「翔真、言い忘れちゃってたね。」
「……え?」

だが、急に何かを思い出したように未茉は歯を見せてニカッと子供みたいに笑うから翔真の決心を鈍らせてしまった。

ビリッビリッ!!と食べ終えたハンバーガーの包み紙と包装紙を急に音をたてて細かく手でちぎり始め、
「えっ…」
突然何してんのかと思って目を丸くした瞬間、


「明徳学園新エース、湊翔真君!
初試合初勝利おめでとー!!!」


ちぎられたバーガーのカラフルな紙達を翔真へとめがけてフラワーシャワーのように振りかけ、未茉は手のひらを真っ赤になるくらい拍手を送ってくれた。

「え…」
思いがけないインスタントサプライズに翔真は驚くも、
「おめでとっ!」
満面の笑みで称えてくれる彼女に驚きからゆっくりと笑みが溢れた。

多分、キスと同じくらい嬉しかったかもしれない、と思うと翔真は素直に笑って「ありがとうございます」とお辞儀した。

「はいっ!」
未茉は正座をしながらピッと手をあげる。
「はい、未茉さんどうぞ」

「続きましては、
明徳学園女子の新エース白石未茉が来週の練習試合に勝つことを誓います!!」

「応援してます。

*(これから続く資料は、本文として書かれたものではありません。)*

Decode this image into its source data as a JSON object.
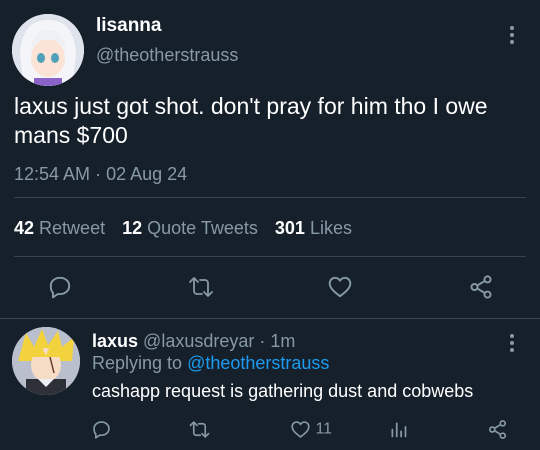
{
  "tweet": {
    "author_name": "lisanna",
    "author_handle": "@theotherstrauss",
    "text": "laxus just got shot. don't pray for him tho I owe mans $700",
    "time": "12:54 AM",
    "dot": "·",
    "date": "02 Aug 24",
    "stats": {
      "retweets_count": "42",
      "retweets_label": "Retweet",
      "quotes_count": "12",
      "quotes_label": "Quote Tweets",
      "likes_count": "301",
      "likes_label": "Likes"
    },
    "actions": [
      "reply-icon",
      "retweet-icon",
      "like-icon",
      "share-icon"
    ]
  },
  "reply": {
    "author_name": "laxus",
    "author_handle": "@laxusdreyar",
    "dot": "·",
    "age": "1m",
    "replying_prefix": "Replying to",
    "replying_handle": "@theotherstrauss",
    "text": "cashapp request is gathering dust and cobwebs",
    "like_count": "11",
    "actions": [
      "reply-icon",
      "retweet-icon",
      "like-icon",
      "analytics-icon",
      "share-icon"
    ]
  },
  "colors": {
    "background": "#15202b",
    "text": "#ffffff",
    "muted": "#8899a6",
    "link": "#1d9bf0",
    "divider": "#38444d"
  }
}
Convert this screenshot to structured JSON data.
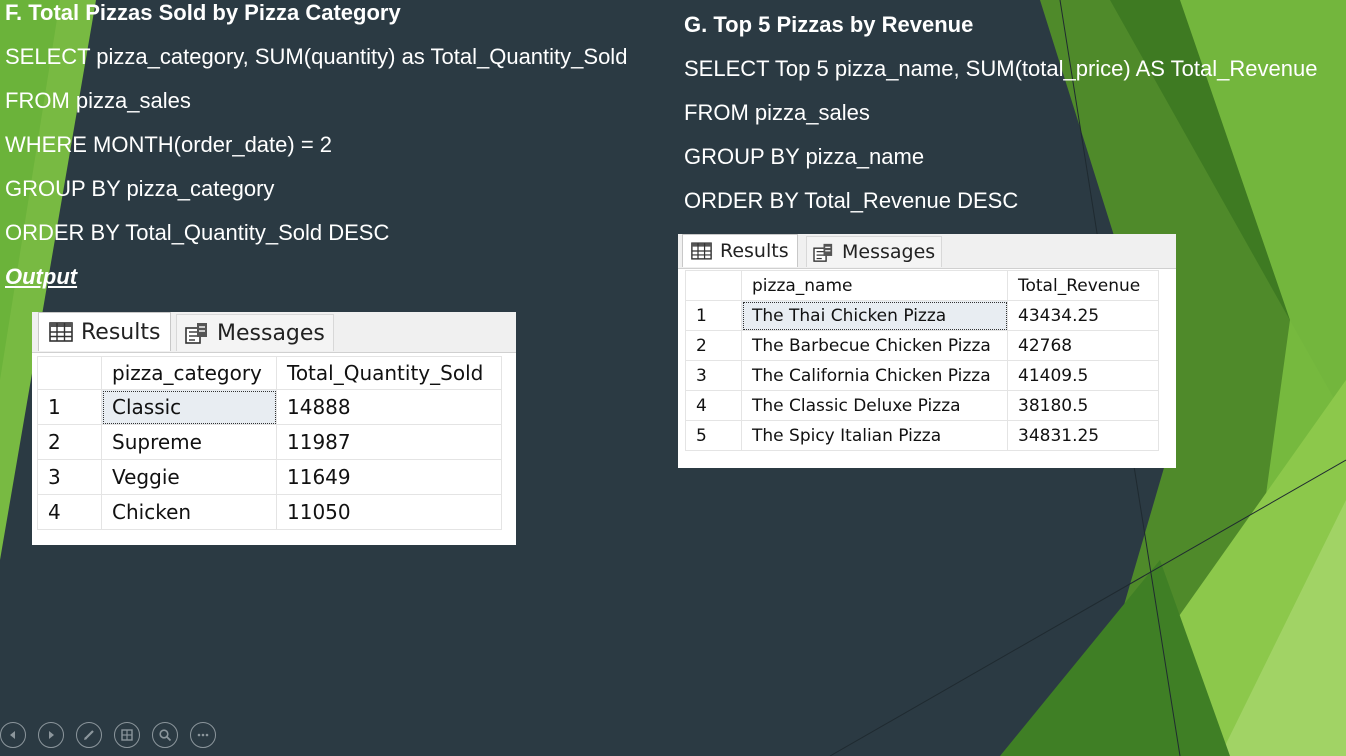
{
  "colors": {
    "background": "#2b3a43",
    "accent_green": "#7cc142",
    "dark_green": "#4f8a2a",
    "text": "#ffffff"
  },
  "section_f": {
    "title": "F. Total Pizzas Sold by Pizza Category",
    "sql_lines": [
      "SELECT pizza_category, SUM(quantity) as Total_Quantity_Sold",
      "FROM pizza_sales",
      "WHERE MONTH(order_date) = 2",
      "GROUP BY pizza_category",
      "ORDER BY Total_Quantity_Sold DESC"
    ],
    "output_label": "Output",
    "results": {
      "tabs": [
        {
          "label": "Results",
          "icon": "grid-icon"
        },
        {
          "label": "Messages",
          "icon": "messages-icon"
        }
      ],
      "columns": [
        "pizza_category",
        "Total_Quantity_Sold"
      ],
      "rows": [
        {
          "num": "1",
          "cells": [
            "Classic",
            "14888"
          ]
        },
        {
          "num": "2",
          "cells": [
            "Supreme",
            "11987"
          ]
        },
        {
          "num": "3",
          "cells": [
            "Veggie",
            "11649"
          ]
        },
        {
          "num": "4",
          "cells": [
            "Chicken",
            "11050"
          ]
        }
      ]
    }
  },
  "section_g": {
    "title": "G. Top 5 Pizzas by Revenue",
    "sql_lines": [
      "SELECT Top 5 pizza_name, SUM(total_price) AS Total_Revenue",
      "FROM pizza_sales",
      "GROUP BY pizza_name",
      "ORDER BY Total_Revenue DESC"
    ],
    "results": {
      "tabs": [
        {
          "label": "Results",
          "icon": "grid-icon"
        },
        {
          "label": "Messages",
          "icon": "messages-icon"
        }
      ],
      "columns": [
        "pizza_name",
        "Total_Revenue"
      ],
      "rows": [
        {
          "num": "1",
          "cells": [
            "The Thai Chicken Pizza",
            "43434.25"
          ]
        },
        {
          "num": "2",
          "cells": [
            "The Barbecue Chicken Pizza",
            "42768"
          ]
        },
        {
          "num": "3",
          "cells": [
            "The California Chicken Pizza",
            "41409.5"
          ]
        },
        {
          "num": "4",
          "cells": [
            "The Classic Deluxe Pizza",
            "38180.5"
          ]
        },
        {
          "num": "5",
          "cells": [
            "The Spicy Italian Pizza",
            "34831.25"
          ]
        }
      ]
    }
  },
  "slideshow_controls": [
    {
      "name": "previous-slide-button",
      "icon": "arrow-left-icon"
    },
    {
      "name": "next-slide-button",
      "icon": "arrow-right-icon"
    },
    {
      "name": "pen-tool-button",
      "icon": "pen-icon"
    },
    {
      "name": "see-all-slides-button",
      "icon": "slides-icon"
    },
    {
      "name": "zoom-button",
      "icon": "magnifier-icon"
    },
    {
      "name": "more-options-button",
      "icon": "ellipsis-icon"
    }
  ]
}
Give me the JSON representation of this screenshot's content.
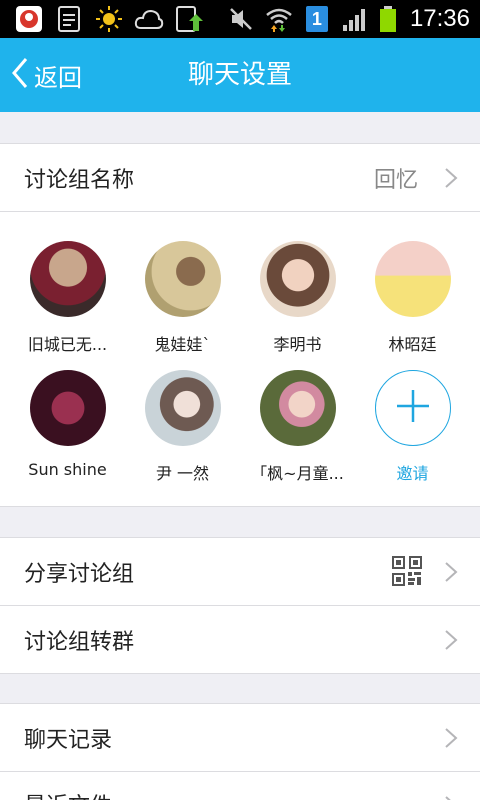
{
  "status_bar": {
    "time": "17:36",
    "notification_badge": "1",
    "icons": [
      "app-notification-icon",
      "document-icon",
      "weather-sun-icon",
      "weather-cloud-icon",
      "upload-icon",
      "mute-icon",
      "wifi-icon",
      "sim-icon",
      "signal-icon",
      "battery-icon"
    ]
  },
  "header": {
    "back_label": "返回",
    "title": "聊天设置"
  },
  "group_name_row": {
    "label": "讨论组名称",
    "value": "回忆"
  },
  "members": [
    {
      "name": "旧城已无...",
      "avatar_colors": [
        "#7a2030",
        "#c8a68c"
      ]
    },
    {
      "name": "鬼娃娃`",
      "avatar_colors": [
        "#d8c79a",
        "#8a6b4e"
      ]
    },
    {
      "name": "李明书",
      "avatar_colors": [
        "#f1d2c0",
        "#6a4a3a"
      ]
    },
    {
      "name": "林昭廷",
      "avatar_colors": [
        "#f6e27a",
        "#f4b6b0"
      ]
    },
    {
      "name": "Sun shine",
      "avatar_colors": [
        "#3a1020",
        "#9a3050"
      ]
    },
    {
      "name": "尹  一然",
      "avatar_colors": [
        "#c9d3d8",
        "#6e5a52"
      ]
    },
    {
      "name": "「枫~月童...",
      "avatar_colors": [
        "#5a6a3a",
        "#d28aa0"
      ]
    }
  ],
  "invite_label": "邀请",
  "share_row": {
    "label": "分享讨论组"
  },
  "convert_row": {
    "label": "讨论组转群"
  },
  "history_row": {
    "label": "聊天记录"
  },
  "files_row": {
    "label": "最近文件"
  },
  "colors": {
    "accent": "#1fb3ec",
    "invite": "#1fa6e0"
  }
}
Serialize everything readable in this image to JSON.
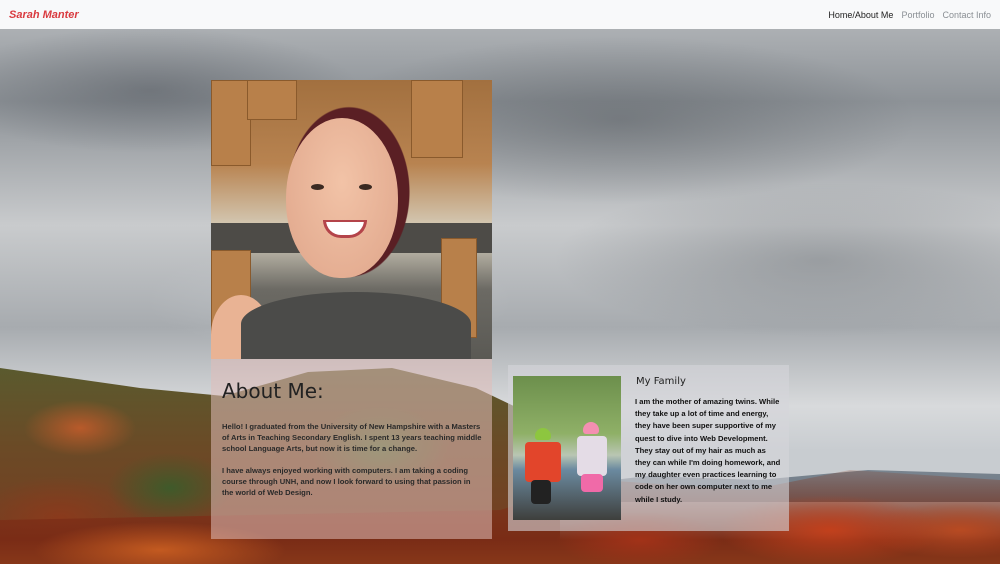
{
  "navbar": {
    "brand": "Sarah Manter",
    "links": [
      {
        "label": "Home/About Me",
        "active": true
      },
      {
        "label": "Portfolio",
        "active": false
      },
      {
        "label": "Contact Info",
        "active": false
      }
    ]
  },
  "about": {
    "heading": "About Me:",
    "paragraphs": [
      "Hello! I graduated from the University of New Hampshire with a Masters of Arts in Teaching Secondary English. I spent 13 years teaching middle school Language Arts, but now it is time for a change.",
      "I have always enjoyed working with computers. I am taking a coding course through UNH, and now I look forward to using that passion in the world of Web Design."
    ]
  },
  "family": {
    "title": "My Family",
    "text": "I am the mother of amazing twins. While they take up a lot of time and energy, they have been super supportive of my quest to dive into Web Development. They stay out of my hair as much as they can while I'm doing homework, and my daughter even practices learning to code on her own computer next to me while I study."
  },
  "colors": {
    "brand": "#d93a3f",
    "navbar_bg": "#f8f9fa",
    "nav_active": "#222222",
    "nav_inactive": "#8a8f94"
  }
}
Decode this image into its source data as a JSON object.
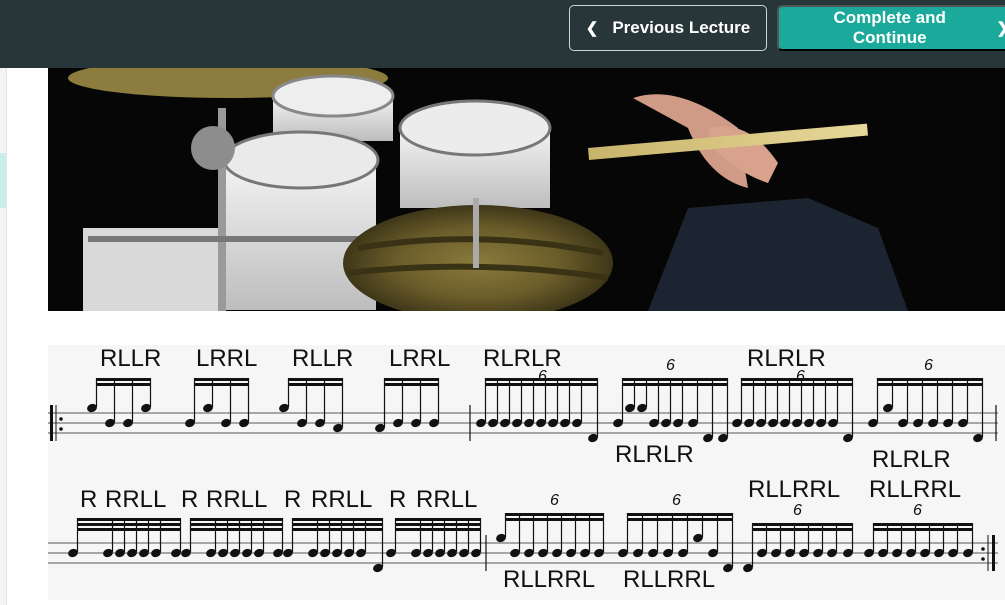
{
  "header": {
    "prev_label": "Previous Lecture",
    "next_label": "Complete and Continue",
    "accent_color": "#1aa99a",
    "bar_color": "#283639"
  },
  "video": {
    "description_icon": "drum-kit-video-frame"
  },
  "sheet_music": {
    "row1_top_labels": [
      "RLLR",
      "LRRL",
      "RLLR",
      "LRRL",
      "RLRLR",
      "RLRLR"
    ],
    "row1_bottom_labels": [
      "RLRLR",
      "RLRLR"
    ],
    "row1_tuplets": [
      "6",
      "6",
      "6",
      "6"
    ],
    "row2_top_labels": [
      "R",
      "RRLL",
      "R",
      "RRLL",
      "R",
      "RRLL",
      "R",
      "RRLL",
      "RLLRRL",
      "RLLRRL"
    ],
    "row2_bottom_labels": [
      "RLLRRL",
      "RLLRRL"
    ],
    "row2_tuplets": [
      "6",
      "6",
      "6",
      "6"
    ]
  }
}
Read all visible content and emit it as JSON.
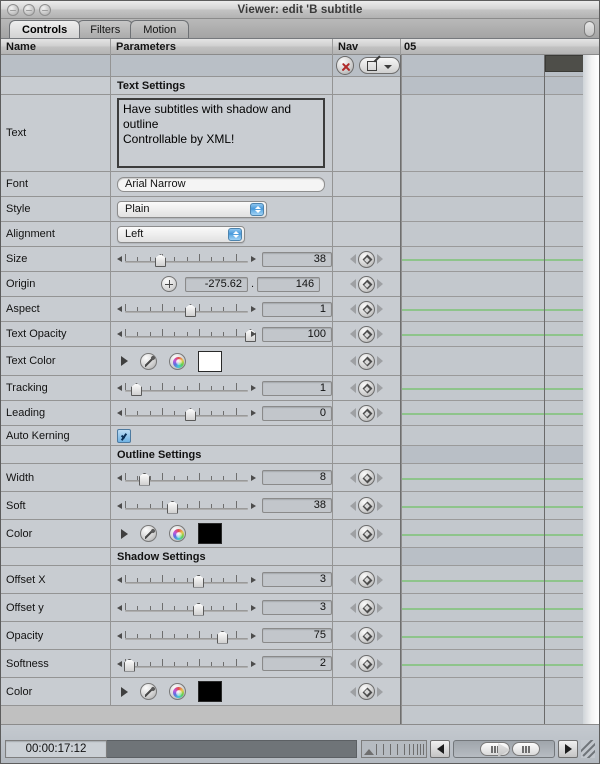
{
  "window": {
    "title": "Viewer: edit 'B subtitle",
    "traffic_lights": [
      "close",
      "minimize",
      "zoom"
    ]
  },
  "tabs": [
    {
      "label": "Controls",
      "active": true
    },
    {
      "label": "Filters",
      "active": false
    },
    {
      "label": "Motion",
      "active": false
    }
  ],
  "columns": {
    "name": "Name",
    "parameters": "Parameters",
    "nav": "Nav",
    "ruler_label": "05"
  },
  "toolbar": {
    "reset_label": "reset-x",
    "edit_label": "edit-menu"
  },
  "sections": {
    "text": "Text Settings",
    "outline": "Outline Settings",
    "shadow": "Shadow Settings"
  },
  "rows": [
    {
      "name": "Text",
      "type": "textarea",
      "value": "Have subtitles with shadow and outline\nControllable by XML!",
      "nav": false
    },
    {
      "name": "Font",
      "type": "textfield",
      "value": "Arial Narrow",
      "nav": false
    },
    {
      "name": "Style",
      "type": "popup",
      "value": "Plain",
      "width": "style",
      "nav": false
    },
    {
      "name": "Alignment",
      "type": "popup",
      "value": "Left",
      "width": "align",
      "nav": false
    },
    {
      "name": "Size",
      "type": "slider",
      "value": "38",
      "pos": 30,
      "nav": true
    },
    {
      "name": "Origin",
      "type": "point",
      "x": "-275.62",
      "y": "146",
      "nav": true
    },
    {
      "name": "Aspect",
      "type": "slider",
      "value": "1",
      "pos": 50,
      "nav": true
    },
    {
      "name": "Text Opacity",
      "type": "slider",
      "value": "100",
      "pos": 100,
      "nav": true
    },
    {
      "name": "Text Color",
      "type": "color",
      "swatch": "#ffffff",
      "nav": true
    },
    {
      "name": "Tracking",
      "type": "slider",
      "value": "1",
      "pos": 9,
      "nav": true
    },
    {
      "name": "Leading",
      "type": "slider",
      "value": "0",
      "pos": 50,
      "nav": true
    },
    {
      "name": "Auto Kerning",
      "type": "checkbox",
      "checked": true,
      "nav": false
    },
    {
      "name": "Width",
      "type": "slider",
      "value": "8",
      "pos": 17,
      "nav": true
    },
    {
      "name": "Soft",
      "type": "slider",
      "value": "38",
      "pos": 38,
      "nav": true
    },
    {
      "name": "Color",
      "type": "color",
      "swatch": "#000000",
      "nav": true
    },
    {
      "name": "Offset X",
      "type": "slider",
      "value": "3",
      "pos": 55,
      "nav": true
    },
    {
      "name": "Offset y",
      "type": "slider",
      "value": "3",
      "pos": 55,
      "nav": true
    },
    {
      "name": "Opacity",
      "type": "slider",
      "value": "75",
      "pos": 73,
      "nav": true
    },
    {
      "name": "Softness",
      "type": "slider",
      "value": "2",
      "pos": 4,
      "nav": true
    },
    {
      "name": "Color",
      "type": "color",
      "swatch": "#000000",
      "nav": true
    }
  ],
  "statusbar": {
    "timecode": "00:00:17:12",
    "prev_label": "scroll-left",
    "next_label": "scroll-right"
  },
  "colors": {
    "keyframe_track": "#8ec48b",
    "playhead": "#f2d81e",
    "panel_bg": "#c8ccd1",
    "accent_blue": "#3f93d8"
  }
}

」
「はいっ、ありがとうございます!」
えへへへっと愛らしく無邪気な笑顔を見せると、
「ま、いっか。」
その笑顔に免じて欲望停止のため息つくと、

「よくねーよ!!紙拾うの手伝え!」
散らばしてしまった紙を未茉は一緒に拾うように要求してくる・・・。

「やっぱキスがよかったかもしんない・・・」

彼は欲望に従うべきであったと…やっぱり後悔したのであった。